Учитывая то, что говорил полковник теневых войск о прожиточном минимуме, а также то, что внезаконие и одиночество стоит денег, Бедолагин после некоторых раздумий устроился на работу в родильное отделение красной кирпичной больницы неподалеку от леса, где два месяца и четыре дня, стиснув зубы и залепив оконной замазкой ноздри, молча таскал через затененный двор скрипящую, гнилую тележку с простынями и наволочками из-под рожениц, поощряемых послевоенным правительством. В прачечной, расположенной в подвале невысокого серого строения в пятидесяти метpax от морга, он выкладывал на пол тюк грязного белья, развязывал пододеяльник, поднимал каждую простыню двумя пальцами, вслух считал и бросал к ногам сухощавого, гнутого в позвоночнике мужчины, который настолько равнодушно относился к разъедающей сознание вони, точно изо дня в день лазал жить туда, откуда появился на свет. Вечером сестра-хозяйка наливала Бедолагину полстакана спирта, а он говорил ей — жить надо не так и не там. В конце июля, считая простыни перед равнодушным гнутым мужчиной, он сказал — это моя последняя тележка; гнутый мужчина ухмыльнулся, запихнул простыни и наволочки в пододеяльник, взвалил на плечо и потащил к прачке. Бедолагин вышел на улицу и долго шел по поселку, стиснув зубы, с замазкой в ноздрях, потом вытащил замазку, перелез забор чужого сада и молча упал в клумбу роз.

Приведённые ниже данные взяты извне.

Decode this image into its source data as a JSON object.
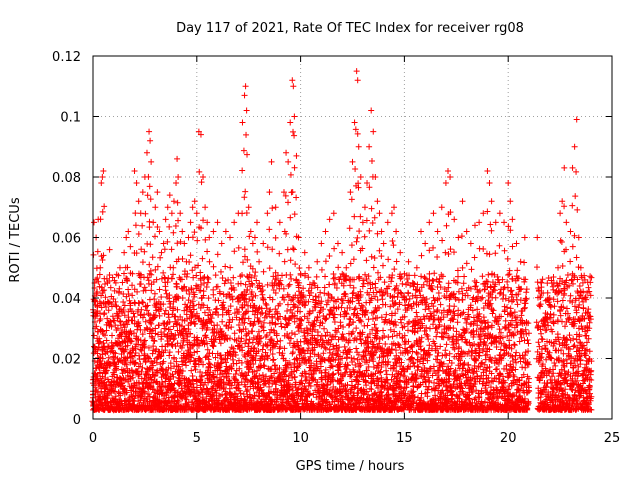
{
  "chart_data": {
    "type": "scatter",
    "title": "Day 117 of 2021, Rate Of TEC Index for receiver rg08",
    "xlabel": "GPS time / hours",
    "ylabel": "ROTI / TECUs",
    "xlim": [
      0,
      25
    ],
    "ylim": [
      0,
      0.12
    ],
    "xticks": [
      0,
      5,
      10,
      15,
      20,
      25
    ],
    "xtick_labels": [
      "0",
      "5",
      "10",
      "15",
      "20",
      "25"
    ],
    "yticks": [
      0,
      0.02,
      0.04,
      0.06,
      0.08,
      0.1,
      0.12
    ],
    "ytick_labels": [
      "0",
      "0.02",
      "0.04",
      "0.06",
      "0.08",
      "0.1",
      "0.12"
    ],
    "grid": true,
    "marker": "plus",
    "color": "#ff0000",
    "data_gap_hours": [
      21.0,
      21.4
    ],
    "series": [
      {
        "points": [
          [
            0.0,
            0.008
          ],
          [
            0.05,
            0.065
          ],
          [
            0.1,
            0.03
          ],
          [
            0.15,
            0.06
          ],
          [
            0.2,
            0.042
          ],
          [
            0.25,
            0.066
          ],
          [
            0.3,
            0.02
          ],
          [
            0.35,
            0.05
          ],
          [
            0.4,
            0.078
          ],
          [
            0.45,
            0.08
          ],
          [
            0.5,
            0.082
          ],
          [
            0.55,
            0.035
          ],
          [
            0.6,
            0.015
          ],
          [
            0.7,
            0.045
          ],
          [
            0.8,
            0.056
          ],
          [
            0.9,
            0.038
          ],
          [
            1.0,
            0.022
          ],
          [
            1.1,
            0.045
          ],
          [
            1.2,
            0.03
          ],
          [
            1.3,
            0.05
          ],
          [
            1.4,
            0.035
          ],
          [
            1.5,
            0.055
          ],
          [
            1.6,
            0.06
          ],
          [
            1.7,
            0.062
          ],
          [
            1.8,
            0.057
          ],
          [
            1.9,
            0.048
          ],
          [
            2.0,
            0.082
          ],
          [
            2.1,
            0.078
          ],
          [
            2.2,
            0.072
          ],
          [
            2.3,
            0.068
          ],
          [
            2.4,
            0.075
          ],
          [
            2.5,
            0.08
          ],
          [
            2.6,
            0.088
          ],
          [
            2.7,
            0.095
          ],
          [
            2.75,
            0.092
          ],
          [
            2.8,
            0.085
          ],
          [
            2.9,
            0.065
          ],
          [
            3.0,
            0.07
          ],
          [
            3.1,
            0.075
          ],
          [
            3.2,
            0.062
          ],
          [
            3.3,
            0.055
          ],
          [
            3.4,
            0.058
          ],
          [
            3.5,
            0.066
          ],
          [
            3.6,
            0.07
          ],
          [
            3.7,
            0.074
          ],
          [
            3.8,
            0.068
          ],
          [
            3.9,
            0.072
          ],
          [
            4.0,
            0.078
          ],
          [
            4.05,
            0.086
          ],
          [
            4.1,
            0.08
          ],
          [
            4.2,
            0.068
          ],
          [
            4.3,
            0.062
          ],
          [
            4.4,
            0.058
          ],
          [
            4.5,
            0.052
          ],
          [
            4.6,
            0.06
          ],
          [
            4.7,
            0.065
          ],
          [
            4.8,
            0.07
          ],
          [
            4.9,
            0.072
          ],
          [
            5.0,
            0.068
          ],
          [
            5.1,
            0.095
          ],
          [
            5.2,
            0.094
          ],
          [
            5.3,
            0.08
          ],
          [
            5.4,
            0.07
          ],
          [
            5.5,
            0.065
          ],
          [
            5.6,
            0.06
          ],
          [
            5.8,
            0.062
          ],
          [
            6.0,
            0.065
          ],
          [
            6.2,
            0.058
          ],
          [
            6.4,
            0.062
          ],
          [
            6.6,
            0.06
          ],
          [
            6.8,
            0.065
          ],
          [
            7.0,
            0.068
          ],
          [
            7.2,
            0.098
          ],
          [
            7.3,
            0.107
          ],
          [
            7.35,
            0.11
          ],
          [
            7.4,
            0.102
          ],
          [
            7.5,
            0.07
          ],
          [
            7.6,
            0.062
          ],
          [
            7.7,
            0.058
          ],
          [
            7.8,
            0.06
          ],
          [
            7.9,
            0.065
          ],
          [
            8.0,
            0.052
          ],
          [
            8.2,
            0.058
          ],
          [
            8.4,
            0.068
          ],
          [
            8.5,
            0.075
          ],
          [
            8.6,
            0.085
          ],
          [
            8.8,
            0.07
          ],
          [
            9.0,
            0.065
          ],
          [
            9.2,
            0.075
          ],
          [
            9.3,
            0.088
          ],
          [
            9.4,
            0.085
          ],
          [
            9.5,
            0.098
          ],
          [
            9.6,
            0.112
          ],
          [
            9.65,
            0.11
          ],
          [
            9.7,
            0.1
          ],
          [
            9.8,
            0.087
          ],
          [
            9.9,
            0.06
          ],
          [
            10.0,
            0.048
          ],
          [
            10.2,
            0.055
          ],
          [
            10.4,
            0.05
          ],
          [
            10.6,
            0.045
          ],
          [
            10.8,
            0.052
          ],
          [
            11.0,
            0.058
          ],
          [
            11.2,
            0.062
          ],
          [
            11.4,
            0.066
          ],
          [
            11.6,
            0.068
          ],
          [
            11.8,
            0.058
          ],
          [
            12.0,
            0.055
          ],
          [
            12.2,
            0.05
          ],
          [
            12.4,
            0.075
          ],
          [
            12.5,
            0.085
          ],
          [
            12.6,
            0.098
          ],
          [
            12.7,
            0.115
          ],
          [
            12.75,
            0.112
          ],
          [
            12.8,
            0.09
          ],
          [
            12.9,
            0.08
          ],
          [
            13.0,
            0.065
          ],
          [
            13.1,
            0.07
          ],
          [
            13.2,
            0.078
          ],
          [
            13.3,
            0.09
          ],
          [
            13.4,
            0.102
          ],
          [
            13.5,
            0.095
          ],
          [
            13.6,
            0.08
          ],
          [
            13.7,
            0.072
          ],
          [
            13.8,
            0.068
          ],
          [
            13.9,
            0.062
          ],
          [
            14.0,
            0.058
          ],
          [
            14.2,
            0.065
          ],
          [
            14.4,
            0.068
          ],
          [
            14.5,
            0.07
          ],
          [
            14.6,
            0.062
          ],
          [
            14.8,
            0.055
          ],
          [
            15.0,
            0.048
          ],
          [
            15.2,
            0.052
          ],
          [
            15.4,
            0.045
          ],
          [
            15.6,
            0.05
          ],
          [
            15.8,
            0.062
          ],
          [
            16.0,
            0.058
          ],
          [
            16.2,
            0.065
          ],
          [
            16.4,
            0.068
          ],
          [
            16.6,
            0.062
          ],
          [
            16.8,
            0.07
          ],
          [
            17.0,
            0.078
          ],
          [
            17.1,
            0.082
          ],
          [
            17.2,
            0.08
          ],
          [
            17.4,
            0.066
          ],
          [
            17.6,
            0.06
          ],
          [
            17.8,
            0.072
          ],
          [
            18.0,
            0.062
          ],
          [
            18.2,
            0.058
          ],
          [
            18.4,
            0.064
          ],
          [
            18.6,
            0.065
          ],
          [
            18.8,
            0.068
          ],
          [
            19.0,
            0.082
          ],
          [
            19.1,
            0.078
          ],
          [
            19.2,
            0.072
          ],
          [
            19.4,
            0.065
          ],
          [
            19.6,
            0.068
          ],
          [
            19.8,
            0.065
          ],
          [
            20.0,
            0.078
          ],
          [
            20.1,
            0.072
          ],
          [
            20.2,
            0.066
          ],
          [
            20.4,
            0.058
          ],
          [
            20.6,
            0.052
          ],
          [
            20.8,
            0.06
          ],
          [
            21.4,
            0.06
          ],
          [
            21.6,
            0.045
          ],
          [
            21.8,
            0.035
          ],
          [
            22.0,
            0.04
          ],
          [
            22.2,
            0.045
          ],
          [
            22.4,
            0.05
          ],
          [
            22.5,
            0.068
          ],
          [
            22.6,
            0.072
          ],
          [
            22.7,
            0.083
          ],
          [
            22.8,
            0.065
          ],
          [
            23.0,
            0.062
          ],
          [
            23.1,
            0.083
          ],
          [
            23.2,
            0.09
          ],
          [
            23.3,
            0.099
          ],
          [
            23.4,
            0.06
          ],
          [
            23.5,
            0.05
          ],
          [
            23.6,
            0.045
          ],
          [
            23.7,
            0.04
          ],
          [
            23.8,
            0.035
          ],
          [
            23.9,
            0.03
          ]
        ]
      }
    ]
  }
}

Его пребывание в качестве проводника железнодорожного товарного состава продлилось еще меньше, чем пребывание в качестве разнорабочего при родильном отделении красной кирпичной больницы, и исчислялось теми семнадцатью сутками, которые потребовались на езду до Ростова и обратно, потому что в первую же ночь его напарник предложил ему стать женщиной, только задом наперед, и семнадцать суток он не расставался с разводным ключом, задумав убийство, не желая быть ни мужчиной, ни женщиной, костенея в безмолвной ярости, точно ракушка, все еще преследуемый неумолимым запахом зарождающей жизни.